3.4 KiB
Fun Relationship Questions Research Notes v2
This research note updates the Closer daily question guides after reviewing modern couple apps, conversation-card games, date-night question lists, and relationship research summaries.
Main Takeaway
Fun relationship questions work when they feel like a small playable moment.
They are not just "warm prompts". They use choice, humor, tiny missions, preferences, memories, flirtation, and low-pressure honesty.
What Good Examples Have in Common
- They are quick to answer.
- They create a tiny story or choice.
- They ask about favorites, memories, date ideas, silly preferences, attraction, or what sounds good now.
- They give permission to be playful, weird, honest, or flirty.
- They avoid sounding like therapy unless the product is clearly built for therapy.
- They do not make the relationship feel like work.
What Closer Should Copy As A Pattern
Do not copy outside questions.
Copy these patterns:
- "Would you rather" choices
- fake awards
- tiny missions
- snack drafts
- date-night picks
- silly debates
- comfort-show or music choices
- flirty low-pressure picks
- first memory or favorite memory prompts
- small adventure choices
- "what should we try tonight" prompts
What Closer Should Avoid
- chores pretending to be romance
- bedtime logistics
- household admin
- therapy words
- generic wellness phrasing
- vague answers like "quality time"
- awkward domestic answers like "the good blanket saved"
- options that do not all answer the same prompt
Specific Guide Changes Made
- Added a research-informed fun rules section.
- Added required daily game mechanics.
- Added stronger option checks.
- Added a research pass before writing daily packs.
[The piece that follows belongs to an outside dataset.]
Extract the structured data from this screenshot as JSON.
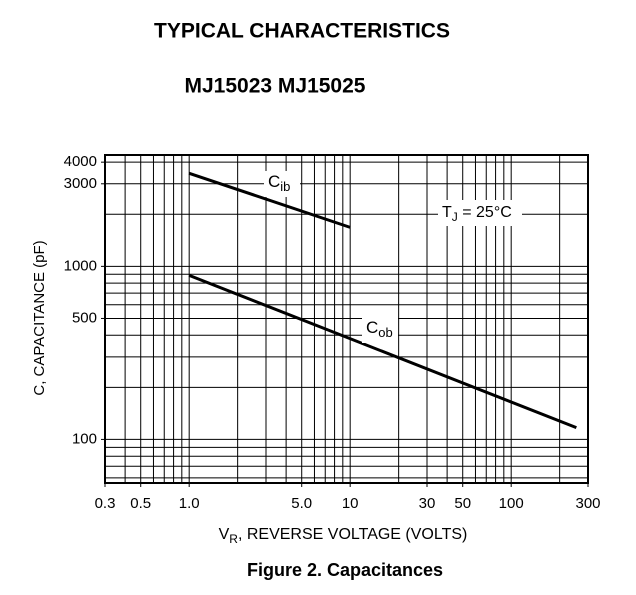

- Added a second sample gate requiring 8 of 10 sampled questions per weekday to feel fun, sweet, flirty, silly, date-like, or game-like.
- Added metadata fields for
content_policyandresearch_note.
Sources Reviewed
- Paired: https://www.paired.com/
- Gottman Love Maps: https://www.gottman.com/blog/the-sound-relationship-house-build-love-maps/
- Teen Vogue couples questions: https://www.teenvogue.com/story/145-questions-for-couples-that-are-always-worth-asking
- Guardian on conversation cards: https://www.theguardian.com/wellness/2024/feb/23/conversation-starters-card-games
- GQ on Esther Perel's conversation game: https://www.gq.com/story/esther-perel-card-game
- Verywell Mind spicy questions: https://www.verywellmind.com/spicy-conversation-starters-8737188
- Partnership through Play research: https://arxiv.org/abs/2505.09509
Gap Found After v6
The v6 guide improved fun, but still left two gaps.
First, it did not force patch discipline strongly enough. A writer could mark a few weak questions and then rewrite far more than needed. Future guide versions must require fix_marked_ids_only unless a mass rewrite exception is documented.
Second, it did not clearly separate fun from random. A pack can avoid therapy voice but drift into snack overload, fake award overload, or childish nonsense. Future daily packs must stay playful and adult, not random for its own sake.
Added In v7
- Patch mode is required by default.
- Passing questions must stay frozen.
- Mass rewrites require a documented over-60-percent shared failure.
- Every marked question needs a fix scope.
- Fun but grounded is now a gate.
- The option answer test is now required.
- Remaining hard flags must be 0 before production-ready.